Several tunes are about breaking free from trapped situations. Take the chugging ballad “Sick of This Town,” an ode to escape with lyrics such as – “You see my mom and dad are buried here/I go and visit them once a year/Feels like my futures in the rearview mirror/Man I’m so outta here”  Similar sentiments mark the surging singalong single “Pack the Car,” the universal urge many of us had to just hit the road, having suffered through pandemic isolation. It’s almost anthemic in its chorus – “Come on, come on, come on home.”  He paints a grim, gritty picture of Chicago in “The Outer Drive,” expressing the need to free themselves from the desperate characters who have succumbed to the city’s vices, temptations, and shady aspects. His simple poetic lines are often brilliant imagery as in the opening two lines – “The storm’s kicking up on the lake…/The lavender lights of The Drake.” 

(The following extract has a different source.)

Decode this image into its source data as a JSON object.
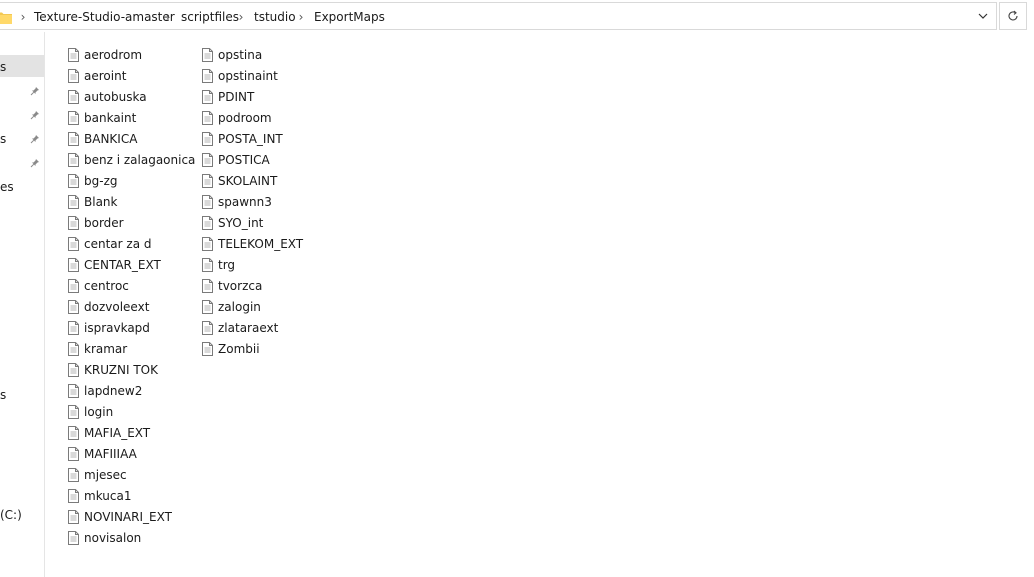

He’s a survivor passing on advice in the opening “When The Light Gets In,” suggesting that we remember that light breaks through in the darkest of times or where the wound is. “Our Little Secret” taps into lust from a road warrior’s perspective, citing locales from Barcelona to Wisconsin to Philly and to California. On the other hand, “The Arsonist” is a graceful nod to the woman who saved him from his excessive reckless ways. “New Year’s Day” is a brooding expose on how relationships drift into separate directions and acknowledging the need as stated in the infectious chorus of “Start it all over again.”  “Meet Me Halfway” taps into similar sensibilities with another indelible chorus.

Life on the fringes takes on a Springsteen-like “Jungle Land” vibe in the back-to-back “All That We Have Lost” and “Dead By Dawn” and yes, the amps are sufficiently cranked up too.  The title track plays out much as McDermott’s quote at the end of this second paragraph. Consider “St. Paul’s Boulevard” and the song “Boulevard of Broken Dreams” as adjacent metaphorical places. The ending verse is Dylan-like in a “Desolation Row” kind of way – “Won’t you please send back my regrets/To all the lost souls stranded/Down on St. Paul’s Boulevard.”  As the album winds down, it’s clear that McDermott is beyond that place. “Peace, Love, and Brilliant Colors” speaks to resilience and redemption while the Kimbrough mandolin imbued “Paris” is an invitation to a romantic getaway.

McDermott finds sustenance in these songs. You will too. In a year of terrific songwriter albums – Terry Klein, Jefferson Ross, Caroline Spence, and recently Lyle Lovett – McDermott is in the same conversation if not leading it with this superb effort.